Fig. 14. Failure cases. Our algorithm fails to track the drone with strong motion blur and complex background (top row), and fails to re-identify the drone when it goes out-of-view and back (bottom row). The bounding boxes in red are integrated system results and the bounding boxes in green are tracking-only results.

Fig. 15. Comparison of the MDNet tracking performance using the raw and the residual frames as the input.

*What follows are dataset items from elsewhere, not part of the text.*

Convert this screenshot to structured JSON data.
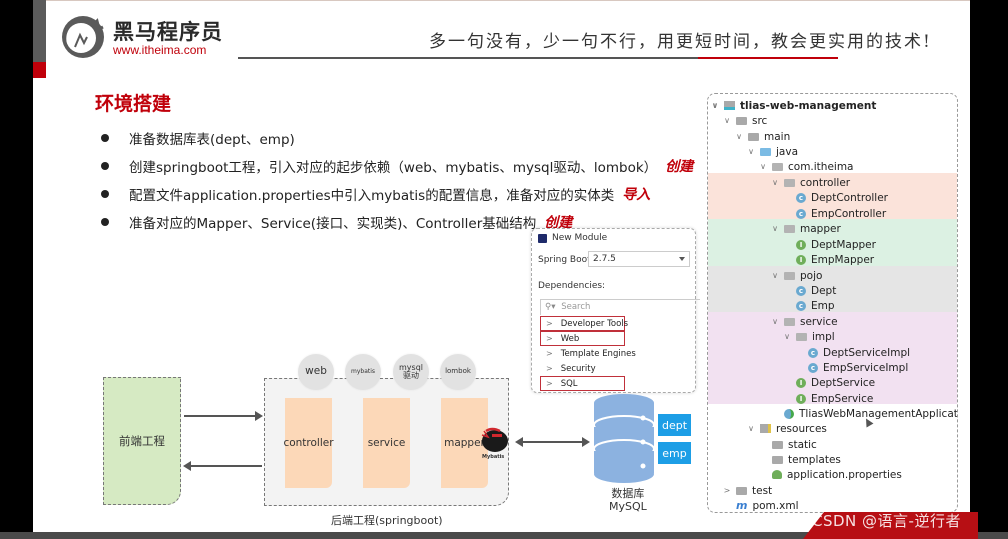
{
  "header": {
    "brand_cn": "黑马程序员",
    "brand_url": "www.itheima.com",
    "slogan": "多一句没有，少一句不行，用更短时间，教会更实用的技术!"
  },
  "section": {
    "title": "环境搭建",
    "bullets": [
      {
        "text": "准备数据库表(dept、emp)",
        "annotation": ""
      },
      {
        "text": "创建springboot工程，引入对应的起步依赖（web、mybatis、mysql驱动、lombok）",
        "annotation": "创建"
      },
      {
        "text": "配置文件application.properties中引入mybatis的配置信息，准备对应的实体类",
        "annotation": "导入"
      },
      {
        "text": "准备对应的Mapper、Service(接口、实现类)、Controller基础结构",
        "annotation": "创建"
      }
    ]
  },
  "new_module_dialog": {
    "title": "New Module",
    "spring_boot_label": "Spring Boot:",
    "spring_boot_version": "2.7.5",
    "dependencies_label": "Dependencies:",
    "search_placeholder": "Search",
    "items": [
      {
        "label": "Developer Tools",
        "highlighted": true
      },
      {
        "label": "Web",
        "highlighted": true
      },
      {
        "label": "Template Engines",
        "highlighted": false
      },
      {
        "label": "Security",
        "highlighted": false
      },
      {
        "label": "SQL",
        "highlighted": true
      }
    ]
  },
  "project_tree": {
    "nodes": [
      {
        "label": "tlias-web-management",
        "type": "root",
        "expanded": true
      },
      {
        "label": "src",
        "type": "folder",
        "expanded": true
      },
      {
        "label": "main",
        "type": "folder",
        "expanded": true
      },
      {
        "label": "java",
        "type": "source-folder",
        "expanded": true
      },
      {
        "label": "com.itheima",
        "type": "package",
        "expanded": true
      },
      {
        "label": "controller",
        "type": "package",
        "expanded": true
      },
      {
        "label": "DeptController",
        "type": "class"
      },
      {
        "label": "EmpController",
        "type": "class"
      },
      {
        "label": "mapper",
        "type": "package",
        "expanded": true
      },
      {
        "label": "DeptMapper",
        "type": "interface"
      },
      {
        "label": "EmpMapper",
        "type": "interface"
      },
      {
        "label": "pojo",
        "type": "package",
        "expanded": true
      },
      {
        "label": "Dept",
        "type": "class"
      },
      {
        "label": "Emp",
        "type": "class"
      },
      {
        "label": "service",
        "type": "package",
        "expanded": true
      },
      {
        "label": "impl",
        "type": "package",
        "expanded": true
      },
      {
        "label": "DeptServiceImpl",
        "type": "class"
      },
      {
        "label": "EmpServiceImpl",
        "type": "class"
      },
      {
        "label": "DeptService",
        "type": "interface"
      },
      {
        "label": "EmpService",
        "type": "interface"
      },
      {
        "label": "TliasWebManagementApplication",
        "type": "app-class"
      },
      {
        "label": "resources",
        "type": "resources-folder",
        "expanded": true
      },
      {
        "label": "static",
        "type": "folder"
      },
      {
        "label": "templates",
        "type": "folder"
      },
      {
        "label": "application.properties",
        "type": "properties"
      },
      {
        "label": "test",
        "type": "folder",
        "expanded": false
      },
      {
        "label": "pom.xml",
        "type": "maven"
      }
    ]
  },
  "diagram": {
    "frontend_label": "前端工程",
    "backend_label": "后端工程(springboot)",
    "layers": [
      "controller",
      "service",
      "mapper"
    ],
    "dependencies": [
      "web",
      "mybatis",
      "mysql",
      "驱动",
      "lombok"
    ],
    "mybatis_logo_label": "Mybatis",
    "database_label_cn": "数据库",
    "database_label_en": "MySQL",
    "tables": [
      "dept",
      "emp"
    ]
  },
  "watermark": "CSDN @语言-逆行者",
  "colors": {
    "brand_red": "#c0000a",
    "controller_band": "#fbe3da",
    "mapper_band": "#dcf1e3",
    "pojo_band": "#e5e5e5",
    "service_band": "#f2e1f1",
    "db_blue": "#8cb2e0",
    "table_tag": "#1d9ee6"
  }
}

C) Fully integrated system

The fully integrated system contains both the detection and the tracking modules. We use the USC drone dataset to evaluate the performance of the fully integrated system. The performance comparison (in terms of the AUC measure) of the fully integrated system, the conventional MDNet (the tracker-only module), and the Faster-RCNN (the detector-only module) is shown in Fig. 18. Note that the tracker-only module needs human annotation for the first frame to perform the drone tracking, while the integrated system is an autonomous system without relying on the first frame annotation. The fully integrated system outperforms the other benchmarking methods by substantial margins. This is because the fully integrated system can use detection as the means to re-initialize its tracking bounding box when it loses the object. It is worth pointing out that the overall detection performance is not good, moreover the ground truth label is more accurate than the detection results which leads to that tracking has better success rate when the overlap threshold is larger than 0.8.

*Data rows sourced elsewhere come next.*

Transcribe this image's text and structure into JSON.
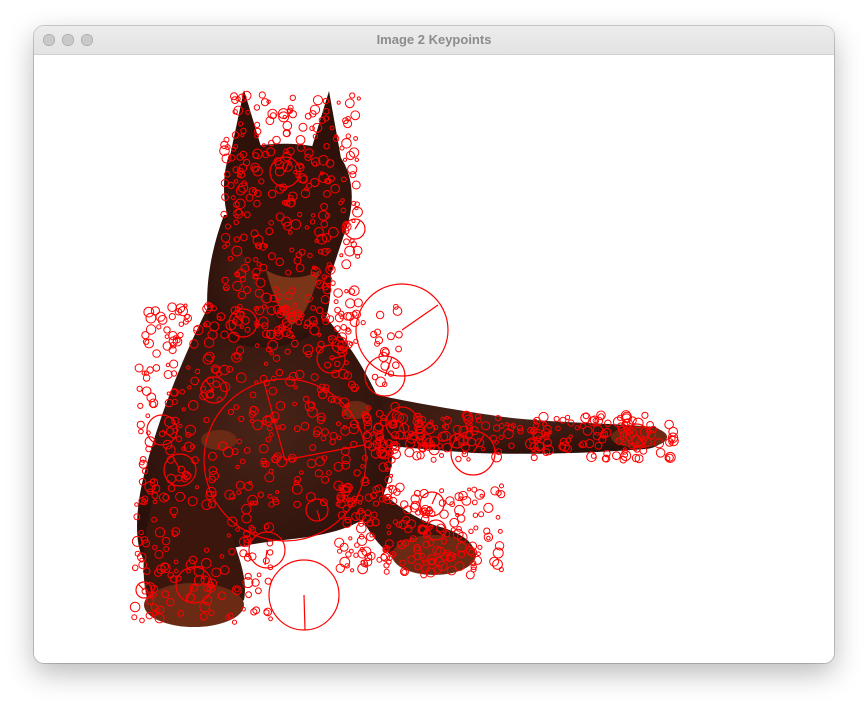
{
  "window": {
    "title": "Image 2 Keypoints",
    "controls": [
      "close",
      "minimize",
      "zoom"
    ]
  },
  "image": {
    "subject": "doberman-dog-photo",
    "keypoint_color": "#ff0000",
    "dog_color": "#3a1a12",
    "tan_color": "#8a3b1c"
  }
}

We show the comparison of qualitative results of detection, tracking, and integrated system in Fig. 16. The drone detection-only results in the first row demonstrate that detection-only performs bad when there are strong illumination changes. The drone tracker in green in the second row fails to track the drones back when it loses tracking at the very beginning. The proposed integrated system has higher tolerance against the illuminance and scale changes which are in the red bounding boxes in the second row. It outperforms the detection-only results and tracking-only results since it learns from both of them. Furthermore, we present the comparison of qualitative results of the thermal detection and integrated system in Fig. 17. Both the two approaches perform well to monitor the drone at night. Since the thermal drone detector has over 8% performance gain in the AUC measure over the visible drone detector and it almost achieves “perfect” precision-recall curve. We apply the object detection algorithm every other n frames, and re-initialize the tracker if the detection confidence score is higher than the threshold. Due to the high detection performance, the tracklet is updated nearly every n frames by the detection. Therefore, the integrated system has similar performance with detection results in this case.

Fig. 16. Comparison of qualitative results of detection, tracking, and integrated system on the drone_garden sequence. The detection results are shown in the first row. The corresponding tracking and integrated system results are shown in the second row with tracking bounding boxes in green and integrated system bounding boxes in red, respectively.

Fig. 17. Comparison of qualitative results of detection (first row), integrated system (second row) on the thermal drone sequence.

Fig. 18. Detection only (Faster RCNN) vs. tracking only (MDNet tracker) vs. our integrated system: The performance increases when we fuse the detection and tracking results.